Written - April 2022
Many of you will know me as the author of The Green IT Guide (Apress, 2022) in which I talk about a wide range of subjects including the importance of Right to Repair. If you haven’t heard about Right to Repair I have an article detailing it on this link, but in short it’s pushing back against the fairly recent trend of hardware manufacturers making our smartphones, laptops, and many other devices from ice-cream machines to tractors either unrepairable by anybody except the company that made it, or completely unrepairable entirely.
This normally happens because components are glued in place, usually in the name of making the product smaller, slimmer, and more water resistant. Many companies though including Microsoft, Apple, Google, and Samsung are beginning to get the message about Right to Repair however, and legislation on the subject is beginning to pass through parliaments in the USA and European Union.
This Earth Day I wanted to highlight one of the barriers being thrown up by these companies that is, perhaps, deliberately trying to slow down the Right to Repair movement, or maybe even stop it altogether.
I read several regular articles and blogs from people that back right to repair including Louis Rossmann who has a great YouTube channel. One of the regular articles I read though is in the UK PC magazine I subscribe to, PC Pro and it’s contributor Lee Grant. In the most recent issue he wrote about the subject and raised a very pertinent point when writing about Microsoft’s new Surface SE, which is a repairable laptop designed for education.
Speaking about a Microsoft video featuring the company’s senior DFX engineer Brandon Cole, he wrote. “I threw my podcast toys of the pram largely because of the rhetoric in Brandon’s script. He says: ‘There’s a lot of work that went into designing this device to be so repairable.’ I think what the scriptwriter meant to say was, ‘we found a five year-old HP Stream in a bin and ran it through the photocopier.” There’s nothing about the Surface SE that hits a progressive definition of repairable. All the usual suspects I bang on about, like soldered on RAM and eMMCs, are here.
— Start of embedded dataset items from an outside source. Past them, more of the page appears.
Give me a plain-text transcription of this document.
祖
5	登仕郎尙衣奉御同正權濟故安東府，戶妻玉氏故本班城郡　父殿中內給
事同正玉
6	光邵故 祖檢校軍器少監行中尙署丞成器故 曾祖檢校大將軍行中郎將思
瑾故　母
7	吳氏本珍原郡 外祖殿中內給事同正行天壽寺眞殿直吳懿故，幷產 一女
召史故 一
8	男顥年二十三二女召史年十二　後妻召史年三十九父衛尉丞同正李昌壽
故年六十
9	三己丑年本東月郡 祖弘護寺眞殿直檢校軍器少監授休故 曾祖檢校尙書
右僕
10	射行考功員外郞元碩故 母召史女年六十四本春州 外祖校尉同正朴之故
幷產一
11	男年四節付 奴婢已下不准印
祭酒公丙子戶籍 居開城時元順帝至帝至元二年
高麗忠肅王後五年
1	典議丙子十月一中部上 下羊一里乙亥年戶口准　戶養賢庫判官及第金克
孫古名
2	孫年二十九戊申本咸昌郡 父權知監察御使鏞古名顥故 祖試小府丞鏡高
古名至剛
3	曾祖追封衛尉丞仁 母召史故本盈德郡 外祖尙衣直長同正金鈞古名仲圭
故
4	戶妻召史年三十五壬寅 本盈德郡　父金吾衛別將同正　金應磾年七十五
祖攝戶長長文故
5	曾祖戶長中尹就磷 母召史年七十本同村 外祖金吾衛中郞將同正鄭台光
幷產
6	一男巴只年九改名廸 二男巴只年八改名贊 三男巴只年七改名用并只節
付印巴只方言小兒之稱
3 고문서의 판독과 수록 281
The best we can say is that the Surface SE has replaceable and available parts, which is an underwhelming statement for such a seismic shift in the right direction.”
This is a great point and goes back to what I mentioned at the beginning of this article. If we go back to laptops and smartphones of a few years ago, we will discover devices that were held together by screws, and components on the motherboard that could be swapped. It was very straightforward for your local repair shop to replace a screen in just 30 minutes, and in addition to IT departments being able to repair laptops, they could also upgrade them by adding more RAM and larger SSDs.
It’s very true that these companies know full well how to make devices repairable, as they’ve already been doing it for years. Any excuse as to why they can’t brush off those old tools and ideas to make their current devices repairable is just that, an excuse.
A few weeks ago, in another opinion piece, I write about the problems of e-waste and why it’s such a huge challenge, both for climate change, but also for pollution of water and the ground where people live around the world, especially in the developing world where this is a significant issue.
Clearly there is much, much more work to do to put pressure on hardware manufacturers to make their devices repairable, to avoid the e-waste problem getting any worse, and to reduce the costs of purchasing hardware for business and individuals around the world. Thus I wanted to use this Earth Day to help raise awareness of the issue, and I encourage you to contact your own elected representatives to press them to legislate on Right to Repair. Only together can we bring about the change that we, and the planet need so badly.